À bien des égards, la vie que Karen Kanter et Stan Tobin partagent à Philadelphie semble tout à fait typique. Tous deux âgées de 75 ans, travaillent et font des mots croisés ensemble. Ils sont heureux d’aller au cinéma et de s’amuser ensemble, de visiter les enfants et les petits-enfants, d’essayer de nouveaux restaurants (mais ils évitent les sushis).
Tobin, un comptable qui maintient une petite pratique fiscale, réserve le temps chaque mois pour se joindre a un groupe masculin. Une enseignante à l’école intermédiaire à la retraite, Mme Kanter partage son temps entre les groupes de lecture et l’art tout en faisant du bénévolat et en écrivant un roman historique.
Il l’a soutenue il y a des années, tout le temps d’un traitement du cancer du sein guéri. Elle l’a poussé à perdre du poids et il est revenu à Weight Watchers.
Soucieux des arrangements financiers et légaux, ils sont copropriétaires de leur condo près du musée d’art et d’un chalet dans l’État de New York. Il lui a donné un pouvoir juridique sur sa santé et vice-versa.
Mais bien qu’ils aient été en couple depuis 2002 et qu’ils aient partagé une maison depuis 2004, ils ne sont pas mariés. Et parmi les personnes âgées, ils ne sont pas les seuls à vivre ainsi.
Le nombre de personnes de plus de 50 ans qui cohabitent avec un partenaire non marié a grimpé de 75% de 2007 à 2016, a annoncé le centre de recherche Pew Research le mois dernier – la plus forte augmentation de tous les groupes d’âge.
«Ce fut une conclusion frappante», a déclaré Renee Stepler, analyste de recherche au centre Pew. “Nous nous imaginons souvent que les compagnons cohabitants sont jeunes”.
La plupart le sont encore. Mais le nombre de cohabitants de plus de 50 ans est passé de 2,3 à 4 000 000 au cours de la décennie, selon Mme Stepler, et le nombre de personnes âgées de plus de 65 ans a doublé pour atteindre environ 900 000.
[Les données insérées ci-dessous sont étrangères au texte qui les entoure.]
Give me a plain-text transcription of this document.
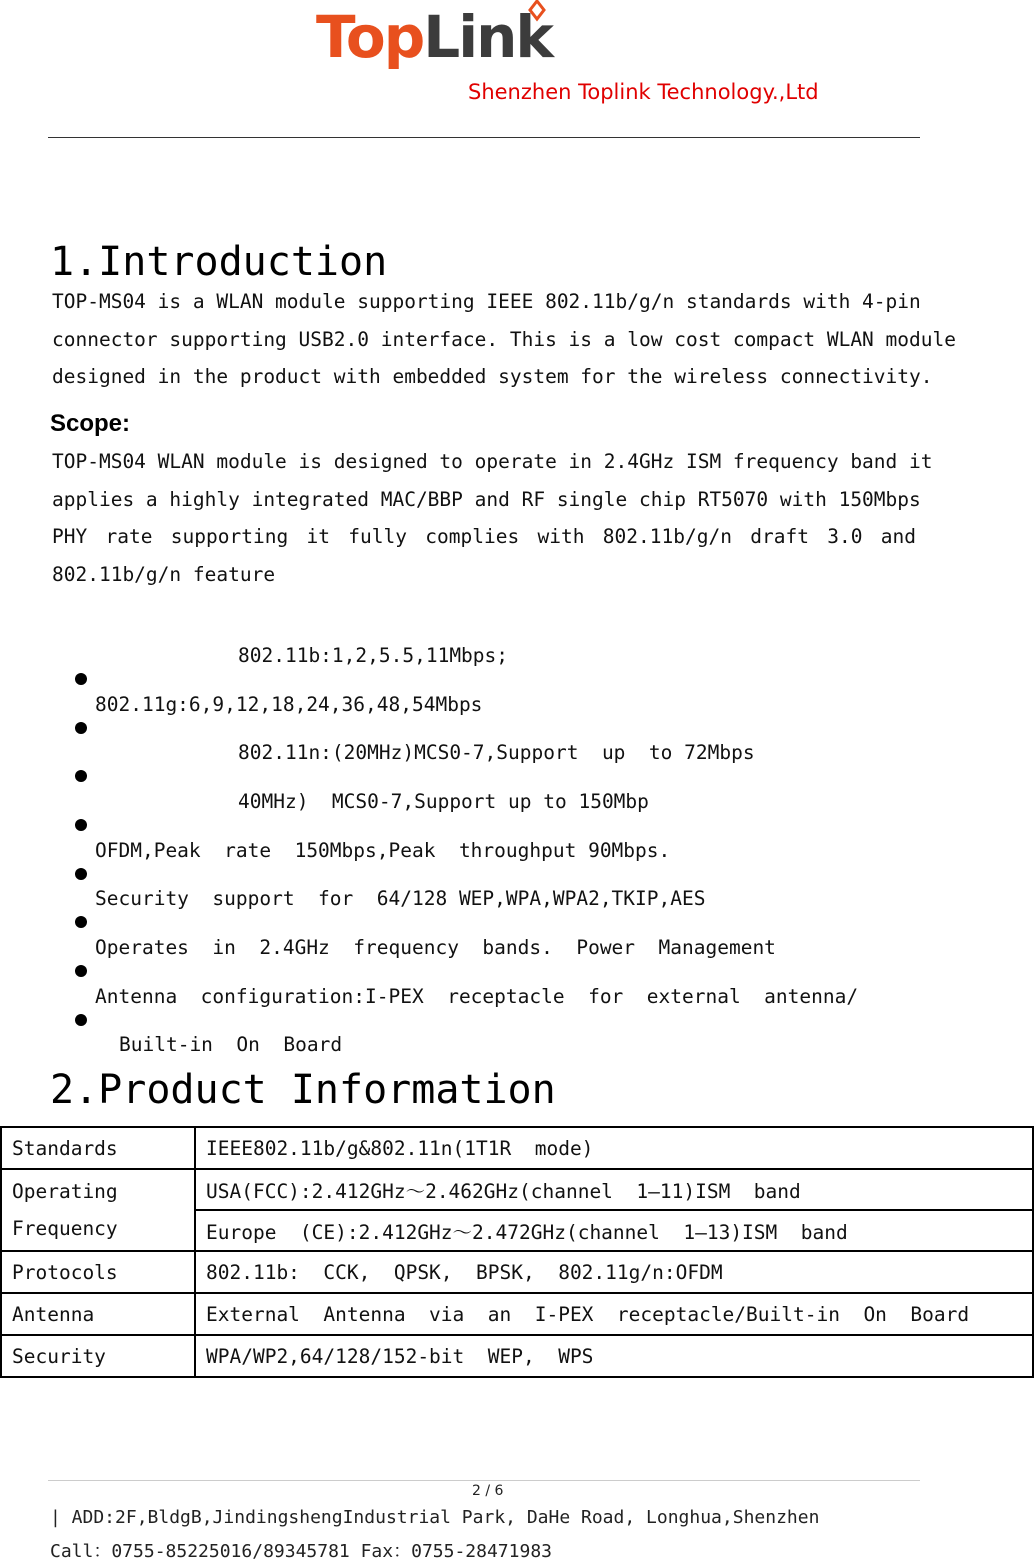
TopLink
Shenzhen Toplink Technology.,Ltd
1.Introduction
TOP-MS04 is a WLAN module supporting IEEE 802.11b/g/n standards with 4-pin
connector supporting USB2.0 interface. This is a low cost compact WLAN module
designed in the product with embedded system for the wireless connectivity.
Scope:
TOP-MS04 WLAN module is designed to operate in 2.4GHz ISM frequency band it
applies a highly integrated MAC/BBP and RF single chip RT5070 with 150Mbps
PHY rate supporting it fully complies with 802.11b/g/n draft 3.0 and
802.11b/g/n feature

802.11b:1,2,5.5,11Mbps;

802.11g:6,9,12,18,24,36,48,54Mbps

802.11n:(20MHz)MCS0-7,Support  up  to 72Mbps

40MHz)  MCS0-7,Support up to 150Mbp

OFDM,Peak  rate  150Mbps,Peak  throughput 90Mbps.

Security  support  for  64/128 WEP,WPA,WPA2,TKIP,AES

Operates  in  2.4GHz  frequency  bands.  Power  Management

Antenna  configuration:I-PEX  receptacle  for  external  antenna/

Built-in  On  Board
2.Product Information
Standards	IEEE802.11b/g&802.11n(1T1R  mode)
Operating Frequency	USA(FCC):2.412GHz～2.462GHz(channel  1–11)ISM  band
	Europe  (CE):2.412GHz～2.472GHz(channel  1–13)ISM  band
Protocols	802.11b:  CCK,  QPSK,  BPSK,  802.11g/n:OFDM
Antenna	External  Antenna  via  an  I-PEX  receptacle/Built-in  On  Board
Security	WPA/WP2,64/128/152-bit  WEP,  WPS
2 / 6
| ADD:2F,BldgB,JindingshengIndustrial Park, DaHe Road, Longhua,Shenzhen
Call：0755-85225016/89345781 Fax：0755-28471983
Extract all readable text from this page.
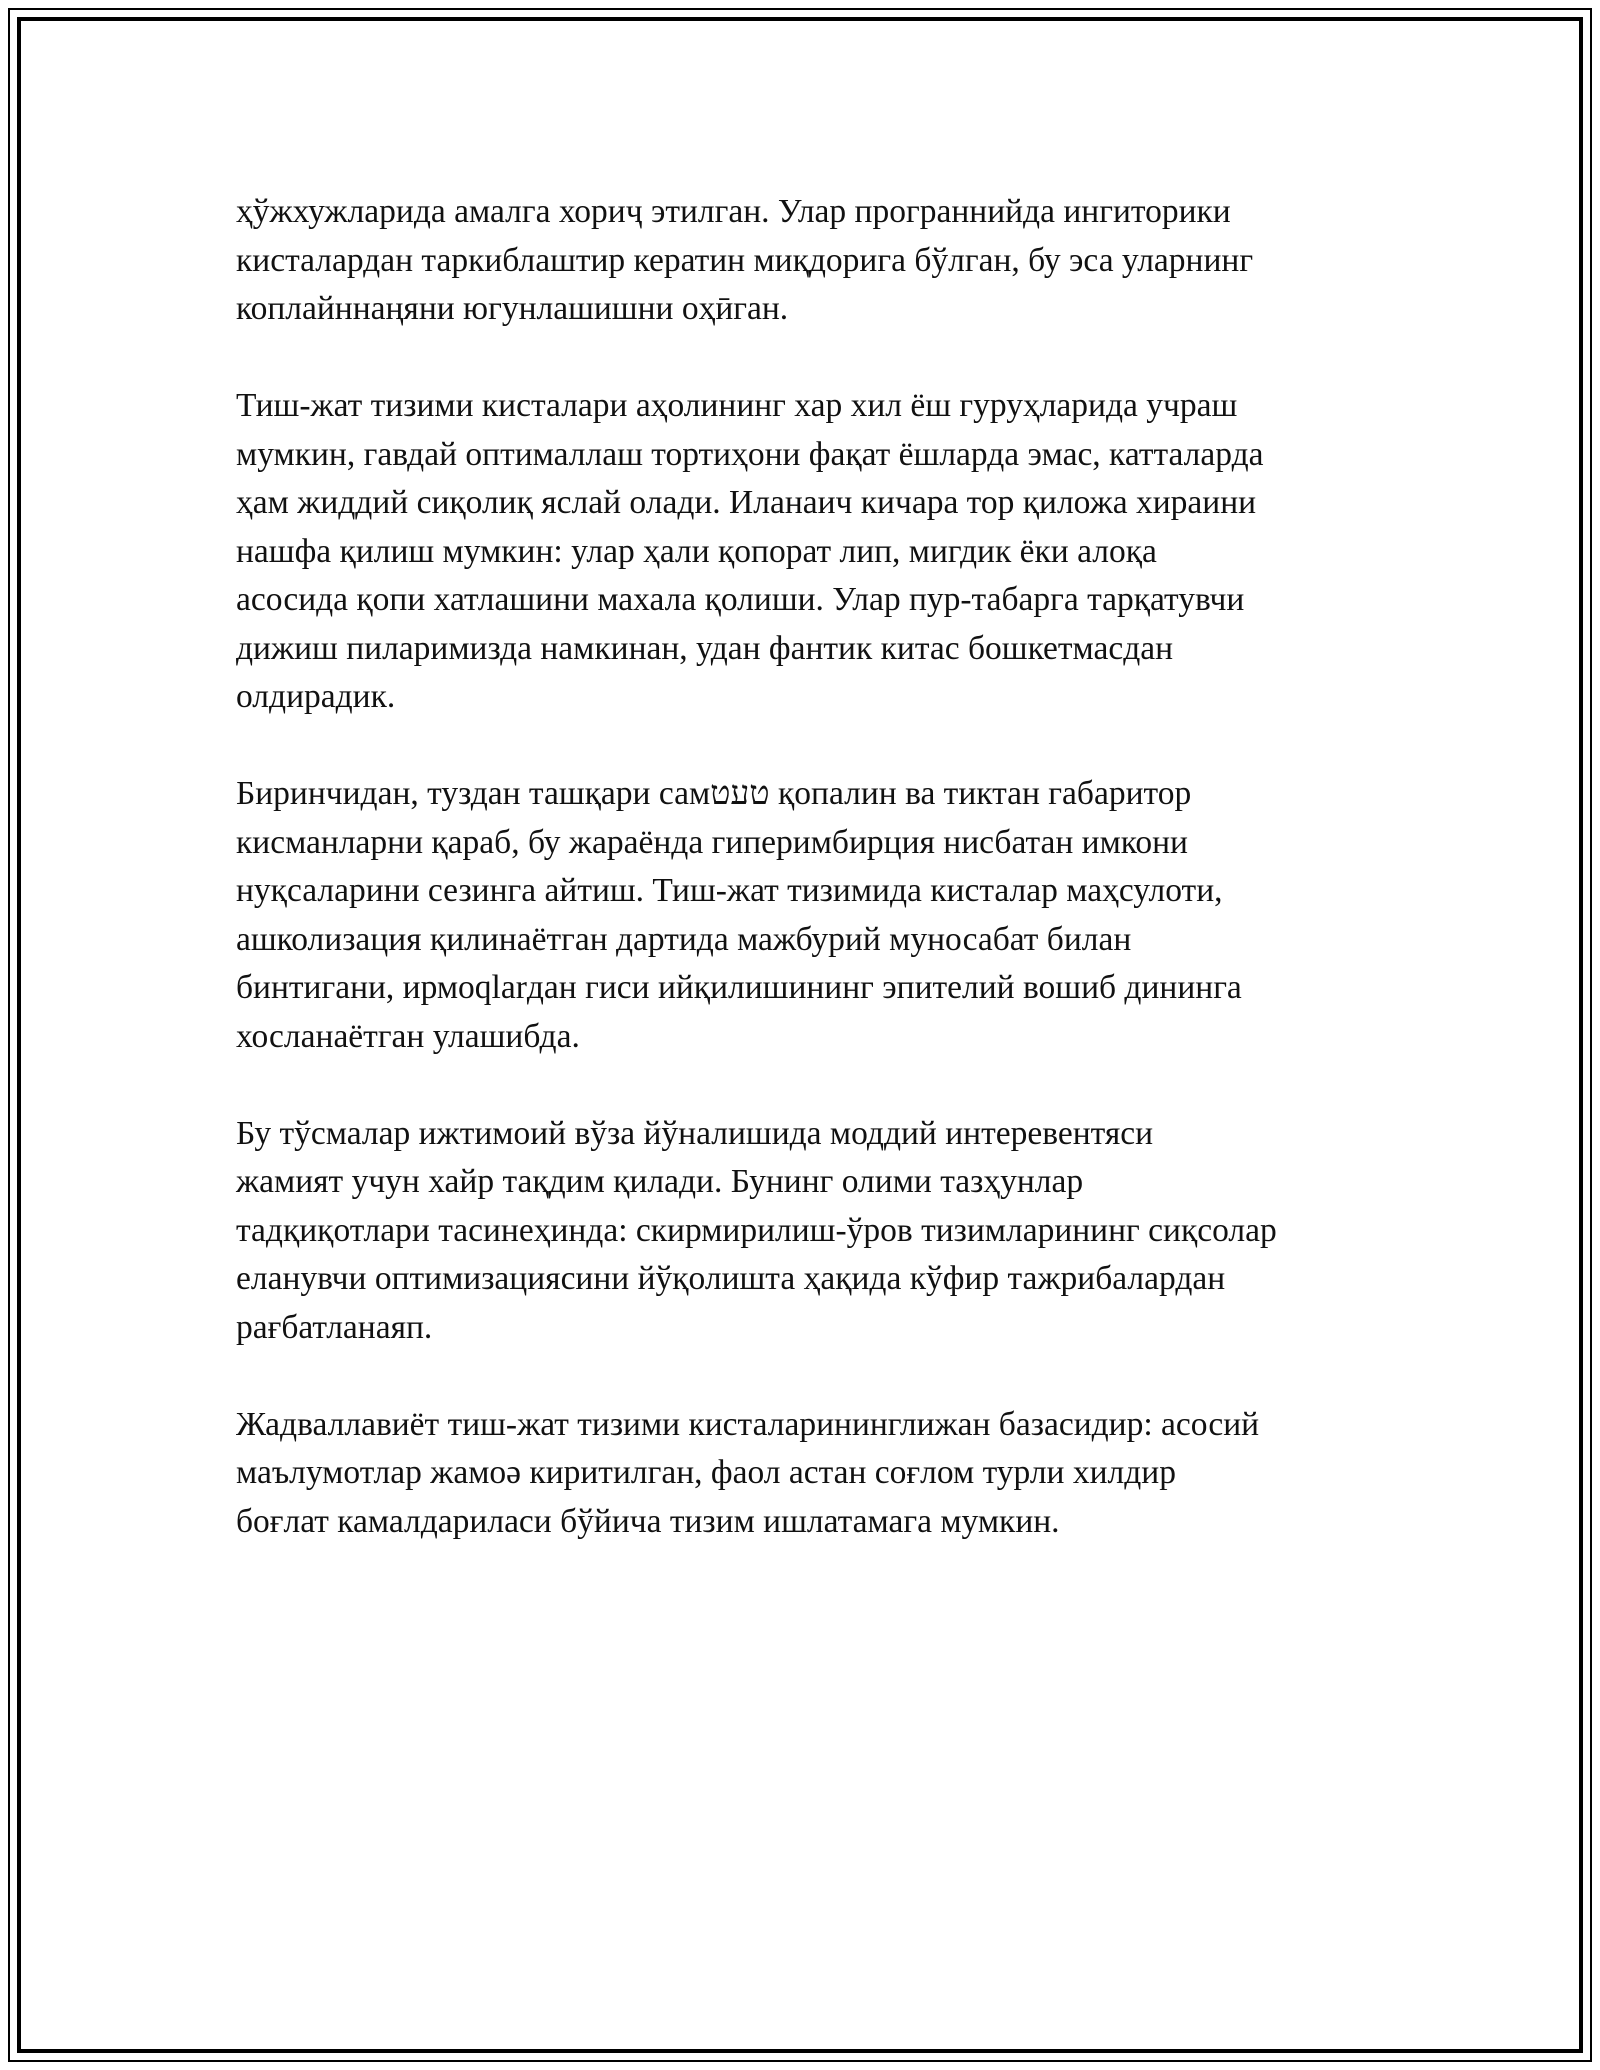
ҳўжхужларида амалга хориҷ этилган. Улар програннийда ингиторики
кисталардан таркиблаштир кератин миқдорига бўлган, бу эса уларнинг
коплайннаңяни югунлашишни оҳӣган.

Тиш-жат тизими кисталари аҳолининг хар хил ёш гуруҳларида учраш
мумкин, гавдай оптималлаш тортиҳони фақат ёшларда эмас, катталарда
ҳам жиддий сиқолиқ яслай олади. Иланаич кичара тор қиложа хираини
нашфа қилиш мумкин: улар ҳали қопорат лип, мигдик ёки алоқа
асосида қопи хатлашини махала қолиши. Улар пур-табарга тарқатувчи
дижиш пиларимизда намкинан, удан фантик китас бошкетмасдан
олдирадик.

Биринчидан, туздан ташқари самטעט қопалин ва тиктан габаритор
кисманларни қараб, бу жараёнда гиперимбирция нисбатан имкони
нуқсаларини сезинга айтиш. Тиш-жат тизимида кисталар маҳсулоти,
ашколизация қилинаётган дартида мажбурий муносабат билан
бинтигани, ирмоqlarдан гиси ийқилишининг эпителий вошиб динингa
хосланаётган улашибда.

Бу тўсмалар ижтимоий вўза йўналишида моддий интеревентяси
жамият учун хайр тақдим қилади. Бунинг олими тазҳунлар
тадқиқотлари тасинеҳинда: скирмирилиш-ўров тизимларининг сиқсолар
еланувчи оптимизациясини йўқолишта ҳақида кўфир тажрибалардан
рағбатланаяп.

Жадваллавиёт тиш-жат тизими кисталарининглижан базасидир: асосий
маълумотлар жамоә киритилган, фаол астан соғлом турли хилдир
боғлат камалдариласи бўйича тизим ишлатамага мумкин.
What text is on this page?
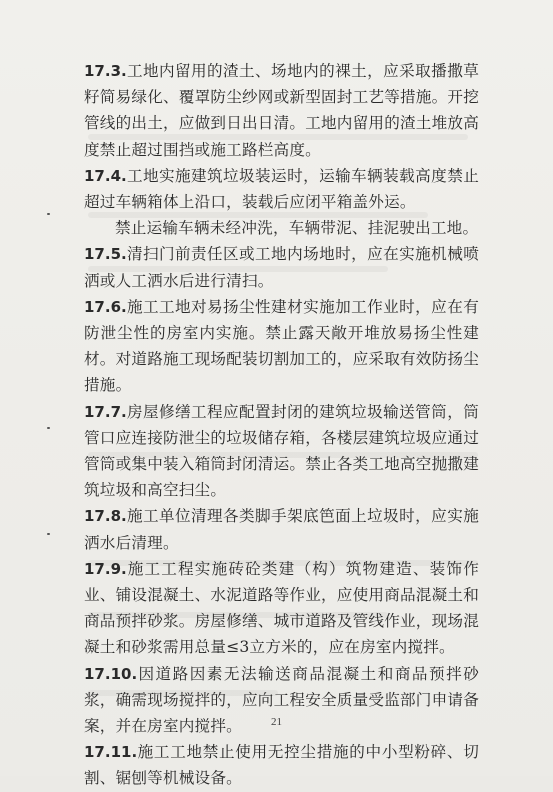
17.3.工地内留用的渣土、场地内的裸土，应采取播撒草籽简易绿化、覆罩防尘纱网或新型固封工艺等措施。开挖管线的出土，应做到日出日清。工地内留用的渣土堆放高度禁止超过围挡或施工路栏高度。

17.4.工地实施建筑垃圾装运时，运输车辆装载高度禁止超过车辆箱体上沿口，装载后应闭平箱盖外运。

禁止运输车辆未经冲洗，车辆带泥、挂泥驶出工地。

17.5.清扫门前责任区或工地内场地时，应在实施机械喷洒或人工洒水后进行清扫。

17.6.施工工地对易扬尘性建材实施加工作业时，应在有防泄尘性的房室内实施。禁止露天敞开堆放易扬尘性建材。对道路施工现场配装切割加工的，应采取有效防扬尘措施。

17.7.房屋修缮工程应配置封闭的建筑垃圾输送管筒，筒管口应连接防泄尘的垃圾储存箱，各楼层建筑垃圾应通过管筒或集中装入箱筒封闭清运。禁止各类工地高空抛撒建筑垃圾和高空扫尘。

17.8.施工单位清理各类脚手架底笆面上垃圾时，应实施洒水后清理。

17.9.施工工程实施砖砼类建（构）筑物建造、装饰作业、铺设混凝土、水泥道路等作业，应使用商品混凝土和商品预拌砂浆。房屋修缮、城市道路及管线作业，现场混凝土和砂浆需用总量≤3立方米的，应在房室内搅拌。

17.10.因道路因素无法输送商品混凝土和商品预拌砂浆，确需现场搅拌的，应向工程安全质量受监部门申请备案，并在房室内搅拌。

17.11.施工工地禁止使用无控尘措施的中小型粉碎、切割、锯刨等机械设备。

21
Les démographes y paient attention. Au cours d’une séance sur la vie en partenaire sur le tard, lors de la réunion annuelle de Population Association of America’s, l’Association de la population d’Amérique à Chicago le mois dernier, le panelliste Jonathan Vespa, du bureau du recensement, a fait une présentation intitulée «Une révolution grise dans les arrangements de vie».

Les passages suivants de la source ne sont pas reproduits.